I got to be a scumbag because I needed money and because I was hanging around dope boys too much.
The night wasn’t especially good. We drove around all night, Raul and Rider and I. We were looking for a certain car. We were going to rob the guy who owned the car. But we didn’t ever find him. We went to his house.
Rider said, “He’s not here.”
Raul said, “Are you sure this is his house?”
Rider said, “I’m positive.”
But he said it like he wasn’t positive.r />
Rider had a scar, a crescent that traced the left side of his face. It wasn’t from an accident; someone had cut him. I bought heroin from Rider when there was nothing else. Rider was bad news. He had asked me if I could kill somebody for him. He needed me to kill somebody because he owed a lot of money and it was the best way to clear his debt. Rider was in trouble. He didn’t tell me that part. He just said I’d make 10 racks if I killed this guy. Anyway I’d said no.

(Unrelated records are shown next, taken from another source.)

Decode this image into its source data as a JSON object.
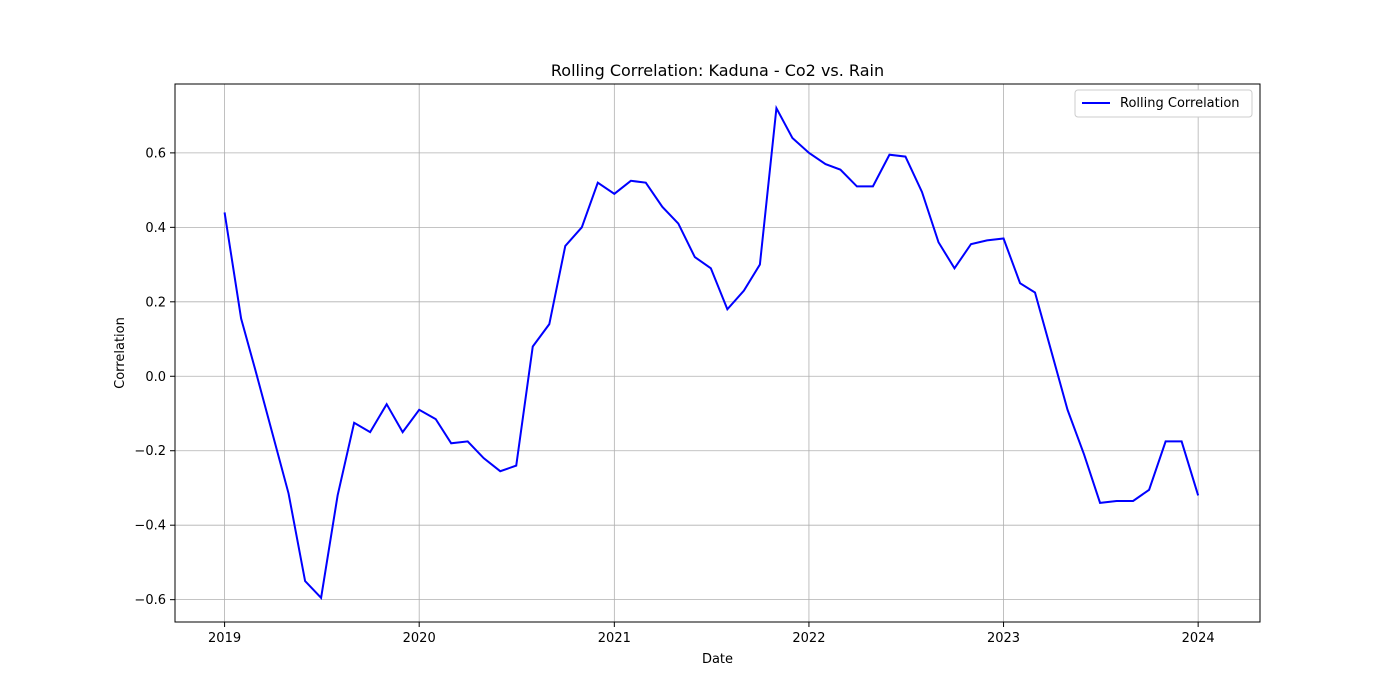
{
  "chart_data": {
    "type": "line",
    "title": "Rolling Correlation: Kaduna - Co2 vs. Rain",
    "xlabel": "Date",
    "ylabel": "Correlation",
    "xlim": [
      "2018-09-30",
      "2024-04-26"
    ],
    "ylim": [
      -0.66,
      0.785
    ],
    "x_ticks": [
      "2019",
      "2020",
      "2021",
      "2022",
      "2023",
      "2024"
    ],
    "y_ticks": [
      "−0.6",
      "−0.4",
      "−0.2",
      "0.0",
      "0.2",
      "0.4",
      "0.6"
    ],
    "y_tick_values": [
      -0.6,
      -0.4,
      -0.2,
      0.0,
      0.2,
      0.4,
      0.6
    ],
    "grid": true,
    "legend_position": "upper-right",
    "colors": {
      "line": "#0000ff",
      "grid": "#b0b0b0",
      "axis": "#000000"
    },
    "series": [
      {
        "name": "Rolling Correlation",
        "x": [
          "2019-01",
          "2019-02",
          "2019-03",
          "2019-04",
          "2019-05",
          "2019-06",
          "2019-07",
          "2019-08",
          "2019-09",
          "2019-10",
          "2019-11",
          "2019-12",
          "2020-01",
          "2020-02",
          "2020-03",
          "2020-04",
          "2020-05",
          "2020-06",
          "2020-07",
          "2020-08",
          "2020-09",
          "2020-10",
          "2020-11",
          "2020-12",
          "2021-01",
          "2021-02",
          "2021-03",
          "2021-04",
          "2021-05",
          "2021-06",
          "2021-07",
          "2021-08",
          "2021-09",
          "2021-10",
          "2021-11",
          "2021-12",
          "2022-01",
          "2022-02",
          "2022-03",
          "2022-04",
          "2022-05",
          "2022-06",
          "2022-07",
          "2022-08",
          "2022-09",
          "2022-10",
          "2022-11",
          "2022-12",
          "2023-01",
          "2023-02",
          "2023-03",
          "2023-04",
          "2023-05",
          "2023-06",
          "2023-07",
          "2023-08",
          "2023-09",
          "2023-10",
          "2023-11",
          "2023-12",
          "2024-01"
        ],
        "y": [
          0.44,
          0.155,
          0.01,
          -0.155,
          -0.315,
          -0.55,
          -0.595,
          -0.32,
          -0.125,
          -0.15,
          -0.075,
          -0.15,
          -0.09,
          -0.115,
          -0.18,
          -0.175,
          -0.22,
          -0.255,
          -0.24,
          0.08,
          0.14,
          0.35,
          0.4,
          0.52,
          0.49,
          0.525,
          0.52,
          0.455,
          0.41,
          0.32,
          0.29,
          0.18,
          0.23,
          0.3,
          0.72,
          0.64,
          0.6,
          0.57,
          0.555,
          0.51,
          0.51,
          0.595,
          0.59,
          0.495,
          0.36,
          0.29,
          0.355,
          0.365,
          0.37,
          0.25,
          0.225,
          0.065,
          -0.09,
          -0.21,
          -0.34,
          -0.335,
          -0.335,
          -0.305,
          -0.175,
          -0.175,
          -0.32
        ]
      }
    ]
  }
}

Rider was full of shit. He was the type who’d lie to you about what time of day it was and for no reason. He was the type to get people into fucked-up situations and hope that they’d perform miracles for him. Rider didn’t ever carry his own weight. But he was Raul’s boy. And Raul would believe him, like he’d believed him about this car.
Eventually I got tired of it.
I said to Raul, “This probably isn’t happening.”
Raul said, “This is some bullshit.”
Rider said, “Man, this nigga’s got at least a hundred racks.”
But we were done listening to Rider.
We dropped Rider off. I was burned out and I felt like shit. I hated the way I felt.
I said to Raul, “What about the other thing? I can definitely do that.”
He said, “Yeah. Let’s do that.”
I said, “All you have to do is drive. I’ll do all the work.”
He said okay.
It was a quarter to six in the morning and I was about to be sick. I had no heroin and I had no money and I owed Raul $600. He didn’t want to front me anymore.
I said, “You know I can’t do shit if I’m sick.”
He had me take him to a trap house. He came out with a gram. He said that was it though. I dropped him off at his girl’s house. I said I’d call him in the afternoon. Then I went home. It was a quarter to seven. Snow was on the ground. It was old snow, dirty and iced over. Sometimes I’d forget what month it was.